The wider problem with that is that the generated protobuf code is linked to a major version of protobuf. That is, protobuf classes generated with protobuf==4.x won't work with protobuf==3.x and viceversa. Therefore, the same package wouldn't work for both pip install seldon_core and pip install seldon_core[tensorflow].

So what I would do is move that protobuf>=3.20.2,<4.0.0 line out of the tensorflow extra and into the main set of dependencies.

adriangonz avatar Jun 28 '23 15:06 adriangonz

problem there is that it creates conflicts with other sets of dependencies, such as RapisAI/cuML

mwm5945 avatar Jun 28 '23 16:06 mwm5945

Right, I see... one potential workaround is to ensure the "official" Docker images do use protobuf==3.20.3, while keeping the seldon_core package itself unconstrained. This can be as simple as a pip install protobuf==3.20.3 on the Dockerfile or having an actual lockfile.

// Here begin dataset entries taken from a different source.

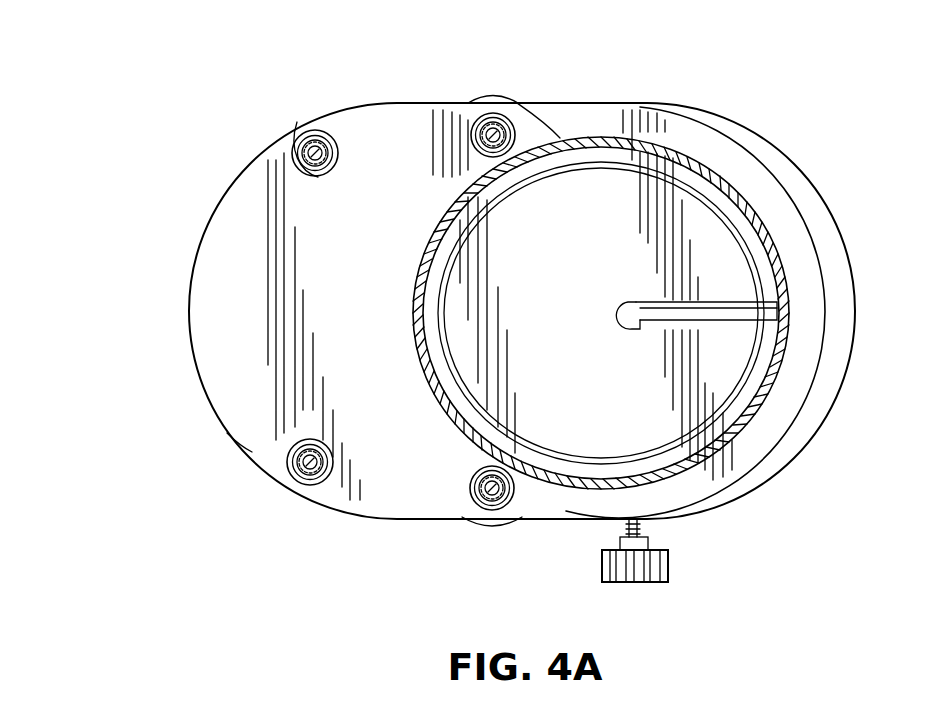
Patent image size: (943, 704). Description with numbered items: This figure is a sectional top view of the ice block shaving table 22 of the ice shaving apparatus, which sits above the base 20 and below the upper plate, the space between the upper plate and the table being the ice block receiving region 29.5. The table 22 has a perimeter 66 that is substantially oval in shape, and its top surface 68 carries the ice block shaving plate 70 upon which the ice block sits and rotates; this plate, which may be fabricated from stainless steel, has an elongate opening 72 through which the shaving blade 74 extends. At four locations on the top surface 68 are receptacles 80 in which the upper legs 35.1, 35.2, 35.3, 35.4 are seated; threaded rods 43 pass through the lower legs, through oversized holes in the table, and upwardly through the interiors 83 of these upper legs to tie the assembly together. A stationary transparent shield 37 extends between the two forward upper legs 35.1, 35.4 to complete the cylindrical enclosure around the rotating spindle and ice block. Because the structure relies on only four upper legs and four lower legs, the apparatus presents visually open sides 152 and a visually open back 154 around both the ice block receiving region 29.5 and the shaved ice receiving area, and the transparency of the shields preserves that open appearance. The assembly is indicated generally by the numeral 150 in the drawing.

The base 20 is at (838, 326).
The ice block shaving table 22 is at (337, 103).
The ice block receiving region 29.5 is at (640, 393).
The upper leg 35.1 is at (488, 117).
The upper leg 35.2 is at (337, 142).
The upper leg 35.3 is at (290, 473).
The upper leg 35.4 is at (500, 500).
The stationary shield 37 is at (430, 380).
The threaded rod 43 is at (305, 175).
The perimeter 66 is at (777, 440).
The top surface 68 is at (210, 313).
The ice block shaving plate 70 is at (707, 210).
The elongate opening 72 is at (752, 290).
The shaving blade 74 is at (770, 335).
The receptacle 80 is at (297, 127).
The interior 83 is at (293, 157).
The assembly 150 is at (832, 219).
The side 152 is at (421, 100).
The back 154 is at (181, 294).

Having said that though, it's unclear how that would work when seldon_core gets installed with protobuf==4.x on your own environment? As far as I can see you'd get the same error as the one shown in https://github.com/SeldonIO/seldon-core/pull/4911#issuecomment-1611428928

adriangonz avatar Jun 28 '23 16:06 adriangonz

BTW: Do you know how cuml introduces the incompatibility with protobuf==3.20.3? I was having look at their reqs but I can't see protobuf listed there.

adriangonz avatar Jun 28 '23 16:06 adriangonz

cuml/libcuml requires cudf, requires protobuf 4.x

mwm5945 avatar Jun 29 '23 14:06 mwm5945

Mmmh that's annoying - in that case, what do you think about the workaround suggested in https://github.com/SeldonIO/seldon-core/pull/4911#issuecomment-1611752305?

adriangonz avatar Jun 29 '23 16:06 adriangonz

very haha. Im actually wondering why TF doesn't declare a version of protobuf in their requirements list....seems like a hard requirement that should be defined on their side--which would solve the issue here because Pip should resolve the version on our behalf....

the workaround is certainly less than elegant.... im by no means a python expert, is there something we can do like how importlib is installed here?

mwm5945 avatar Jun 29 '23 17:06 mwm5945

As far as I'm aware, the main problem is that the protobuf stubs generated (which are statically generated and ship with the Python package - under the seldon_core.proto module) are dependent on the major version of protobuf. That is, stubs generated with protobuf==3.x will not work with protobuf==4.x and viceversa.

Having said that, I just noticed that tensorflow does list a requirement of protobuf>=3.20.3,<5.0.0dev. Therefore, perhaps there's a way to make the statically generated stubs compatible across major version of protobuf?

We'll have a deeper look at the above, and will post an update once we confirm if possible.

adriangonz avatar Jun 30 '23 08:06 adriangonz

great, thanks! from my perspective it doesn't look like the issue comes from seldon's protos, rather the dependency on TF protos

mwm5945 avatar Jun 30 '23 13:06 mwm5945

Hey @mwm5945,

We've had a deeper look at this one, and it does seem like gRPC stubs generated with protobuf==4.x continue working even if you downgrade later to protobuf==3.20.x. Therefore, the remaining bits for this PR (to make it work with protobuf==4.x) would be:

  1. Bump these dev deps in the python/requirements-dev.txt file (required to build the gRPC stubs with protobuf==4.x): grpcio-tools==1.56.0, mypy-protobuf==3.4.0.
  2. Re-generate the gRPC stubs (with protobuf==4.x installed locally!). This can be done with the make -C python build_apis target.

Once that's done, we can then re-trigger the integration tests to confirm that everything works as expected.

adriangonz avatar Jul 04 '23 14:07 adriangonz

working on this--bit of a delay dealing with policies/corporate proxies :)

mwm5945 avatar Jul 05 '23 15:07 mwm5945